The security arrangements around the weights are definitely not as strong as I would like. As Photonic points out, Anthropic is explicitly saying they wouldn’t be able to stop China or another highly resourced threat attempting to steal the weights. It’s much better to admit this than to pretend otherwise. And it’s true that Google and OpenAI also don’t have defenses that could plausibly stop a properly determined actor. I think everyone involved needs to get their acts together on this.
Also, Wyatt Walls reports they are still doing the copyright injection thing even on Opus 4, where they put a copyright instruction into the message and then remove it afterwards. If you are going to use the Anthropic style approach to alignment, and build models like Opus, you need to actually cooperate with them, and not do things like this. I know why you’re doing it, but there has to be a better way to make it want not (want) to violate copyright like this.

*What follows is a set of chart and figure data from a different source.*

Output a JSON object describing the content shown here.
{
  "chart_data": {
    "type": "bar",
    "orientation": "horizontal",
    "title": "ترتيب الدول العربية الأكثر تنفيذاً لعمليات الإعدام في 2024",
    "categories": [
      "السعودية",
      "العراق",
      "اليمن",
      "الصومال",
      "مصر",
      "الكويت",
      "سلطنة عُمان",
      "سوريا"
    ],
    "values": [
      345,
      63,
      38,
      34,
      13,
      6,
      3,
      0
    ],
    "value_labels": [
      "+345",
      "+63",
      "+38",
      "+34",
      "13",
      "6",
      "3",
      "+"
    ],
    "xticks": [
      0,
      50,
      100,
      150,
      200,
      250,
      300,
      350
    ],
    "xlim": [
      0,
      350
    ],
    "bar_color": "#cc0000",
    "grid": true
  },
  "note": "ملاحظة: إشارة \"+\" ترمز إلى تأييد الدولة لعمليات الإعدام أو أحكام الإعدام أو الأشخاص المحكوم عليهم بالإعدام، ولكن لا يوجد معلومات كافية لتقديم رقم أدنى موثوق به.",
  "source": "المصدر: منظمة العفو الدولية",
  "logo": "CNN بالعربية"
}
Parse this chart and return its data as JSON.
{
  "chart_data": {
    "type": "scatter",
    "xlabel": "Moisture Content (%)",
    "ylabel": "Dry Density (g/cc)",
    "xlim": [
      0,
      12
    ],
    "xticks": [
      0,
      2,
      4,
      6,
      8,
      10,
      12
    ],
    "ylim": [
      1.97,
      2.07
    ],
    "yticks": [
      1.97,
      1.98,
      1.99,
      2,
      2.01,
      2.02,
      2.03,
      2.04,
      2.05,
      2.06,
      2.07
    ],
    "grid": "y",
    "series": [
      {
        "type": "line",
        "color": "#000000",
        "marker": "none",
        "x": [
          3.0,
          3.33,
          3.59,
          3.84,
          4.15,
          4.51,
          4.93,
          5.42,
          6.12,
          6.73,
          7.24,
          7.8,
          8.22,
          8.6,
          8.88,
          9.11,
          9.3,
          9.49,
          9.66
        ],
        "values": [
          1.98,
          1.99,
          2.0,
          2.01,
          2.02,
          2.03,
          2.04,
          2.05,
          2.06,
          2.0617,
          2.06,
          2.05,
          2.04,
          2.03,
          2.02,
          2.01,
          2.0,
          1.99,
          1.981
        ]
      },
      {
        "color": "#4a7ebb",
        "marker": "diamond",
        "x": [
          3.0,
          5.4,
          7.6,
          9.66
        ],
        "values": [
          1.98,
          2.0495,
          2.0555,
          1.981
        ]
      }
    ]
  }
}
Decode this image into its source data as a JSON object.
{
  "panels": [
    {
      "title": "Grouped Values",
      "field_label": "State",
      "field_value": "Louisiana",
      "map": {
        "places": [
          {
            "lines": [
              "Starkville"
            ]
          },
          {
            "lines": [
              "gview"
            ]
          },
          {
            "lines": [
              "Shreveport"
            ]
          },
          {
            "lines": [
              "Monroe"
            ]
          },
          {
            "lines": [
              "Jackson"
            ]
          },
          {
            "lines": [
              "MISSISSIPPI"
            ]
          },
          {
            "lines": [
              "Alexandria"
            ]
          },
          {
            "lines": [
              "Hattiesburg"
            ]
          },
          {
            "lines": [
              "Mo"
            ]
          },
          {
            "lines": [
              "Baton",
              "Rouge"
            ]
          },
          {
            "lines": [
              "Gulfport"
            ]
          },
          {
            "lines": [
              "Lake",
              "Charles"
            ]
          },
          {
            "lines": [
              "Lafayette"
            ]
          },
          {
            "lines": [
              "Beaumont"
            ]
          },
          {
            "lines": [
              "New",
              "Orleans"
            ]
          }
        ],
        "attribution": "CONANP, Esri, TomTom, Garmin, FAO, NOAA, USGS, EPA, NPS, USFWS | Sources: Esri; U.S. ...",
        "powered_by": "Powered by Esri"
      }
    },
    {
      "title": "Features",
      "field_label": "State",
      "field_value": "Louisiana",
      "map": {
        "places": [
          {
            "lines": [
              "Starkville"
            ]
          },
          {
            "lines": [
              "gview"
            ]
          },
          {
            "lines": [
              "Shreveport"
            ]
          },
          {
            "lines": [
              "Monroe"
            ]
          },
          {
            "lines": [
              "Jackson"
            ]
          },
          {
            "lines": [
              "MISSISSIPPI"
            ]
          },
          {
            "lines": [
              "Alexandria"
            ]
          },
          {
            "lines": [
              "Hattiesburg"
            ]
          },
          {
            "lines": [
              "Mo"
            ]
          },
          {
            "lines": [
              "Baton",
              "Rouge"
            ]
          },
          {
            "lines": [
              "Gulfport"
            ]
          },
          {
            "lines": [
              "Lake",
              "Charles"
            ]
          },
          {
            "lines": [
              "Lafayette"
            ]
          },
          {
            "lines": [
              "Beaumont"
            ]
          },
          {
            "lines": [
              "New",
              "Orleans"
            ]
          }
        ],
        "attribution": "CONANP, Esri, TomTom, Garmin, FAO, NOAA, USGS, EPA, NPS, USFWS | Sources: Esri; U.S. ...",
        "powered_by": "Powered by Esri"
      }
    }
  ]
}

Danger, And That’s Good Actually
This, for all labs (OpenAI definitely does this a lot) is the real ‘they’re not confessing, they’re bragging’ element in all this. Evaluations for dangerous capabilities are still capability evals. If your model is sufficiently dangerously capable that it needs stronger safeguards, that is indeed strong evidence that your model is highly capable.
And the fact that Anthropic did at least attempt to make a safety case – to rule out sufficiently dangerous capabilities, rather than simply report what capabilities they did find – was indeed a big deal.
Still, as Archer used to say, phrasing!